Tuesday, September 11, 2012

The 11th Anniversary of 9/11

So, I really had a completely other post topic planned for today, but I realized this morning that it is the anniversary of September 11th, 2001.  Which is now called Patriot Day.  So I feel like writing a snarky post about something else was slightly inappropriate. 

Which brings me to the dilemma of not being offensive if I am slightly snarky about September 11th. 

I completely understand how serious and tragic that day was.  I can still vividly see video clips replaying in my mind, smoke billowing from two buildings.  I remember exactly what happened that morning on September 11th, 2001. 

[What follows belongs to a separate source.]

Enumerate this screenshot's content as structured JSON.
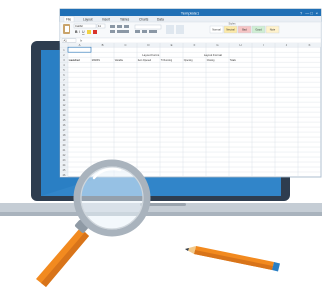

I was in 6th grade that year.  Every morning, I walked to the bus stop, which happened to be not very close to my house.  Middle school started late in my county.  I would stand at the bus stop by myself, since my sister was still in 5th grade.  A blonde girl, named Sarah or Emily or something plain that I don't remember, was also at my bus stop, and her grandmother would sit in the mini van at the bus stop and watch us all, making sure a kidnapper didn't pull over on the side of the road, toss all of us children into the back of a van, and speed off to sell us into slavery. 

That morning, Sarah/Emily/Jane's grandmother repeated what she had heard on the radio.  A plane had crashed into one of the World Trade Center buildings.  Us kids, we all marveled at how tragic that plane crash was, wondering if a pilot had been drunk or sick.  None of us even knew what terrorism was.  I had never heard of Afghanistan.  That morning, at the bus stop, I can't remember if we heard about the second plane or not.  Sarah/Jane/Emily's grandmother let us all on to the bus.  No one really knew what was going on.  Like I said, no one had heard of Afghanistan or terrorism... we all thought it was an accident. 

Fast forward to school, and all I remember was sitting in my math class.  I've always been a nerd, and I was in a magnet program at my middle school with accelerated math and sciences.  Which meant I had two periods of math class that year.  I also think, being my first class, that was also considered my "homeroom."  I don't remember if I went to other classes that day.  All I remember is sitting in my desk and staring at the TV, which had been wheeled around on the AV cart, as the news replayed the video footage, over and over.  Staring at the TV.  Staring.  For hours.  Every student in Mrs. Higgings-Miller's classroom stared at that TV. 

We heard about Afghanistan.  Osama Bin Laden.  Al Qaeda.  Terrorists.  We had no idea what any of that meant.  Surely, no one would fly a perfectly good airplane directly into a perfectly good building on purpose.  But, how could the same accident happen twice?  And then again in the Pentagon?  What was going on?

I think the entire world was confused that day.  I think, in addition to the enormous amount of lives lost that day, the second most tragic part of that event wsa how confused America was.  No one knew what was going on, or why.  Sure, the news attempted to explain it to us, but it was like someone was explaining brain surgery to me.  I was clueless. 

I don't remember if I went to any other classes that day.  I don't remember if our school had a "lock down," as if thousands of terrorists themselves were going to storm little John F. Kennedy Middle School in the middle of the ghetto.  I don't think any of the teachers taught.  There really was no point.  Everyone was distracted.  Once everything started to process, parents started pulling students out of school left and right.  My parents didn't take me out of school.  I got home that day and asked what had happened, and I'm sure my mom tried to explain it to me, but she had no idea. 

The next few years of my life were peppered with commercials for commemorate plates, coins, figurines, posters, photos, books for 9/11.  Every English class I had for the next few years assigned a paper to write about your experience that Tuesday morning.  Every house suddenly had a flag hanging outside.  The American camraderie was incredible.  Quite possibly, the post card I have of the Twin Towers will be a relic in a few decades.  Everyone learned where Afghanistan was on a map.  And all the other "-stan" countries. 

September 11th is probably the most eye-opening tragedies of my generation.  Maybe it was party my 6th-grade naivety and ignorance, but I feel like a lot more of America realized there were countries in-between Germany and China.  The entire scope and war as we know it changed.  I can't say I knew anyone who lost their life in the towers or the Pentagon.  I didn't know any of the rescue heroes.  I didn't have any connection to New York City.  I'm not Muslim, I don't deal with prejudiced repercussions of extremist hate.  I didn't suffer from September 11, but that event and America after will remain an incredible and powerful influence on the life I lead.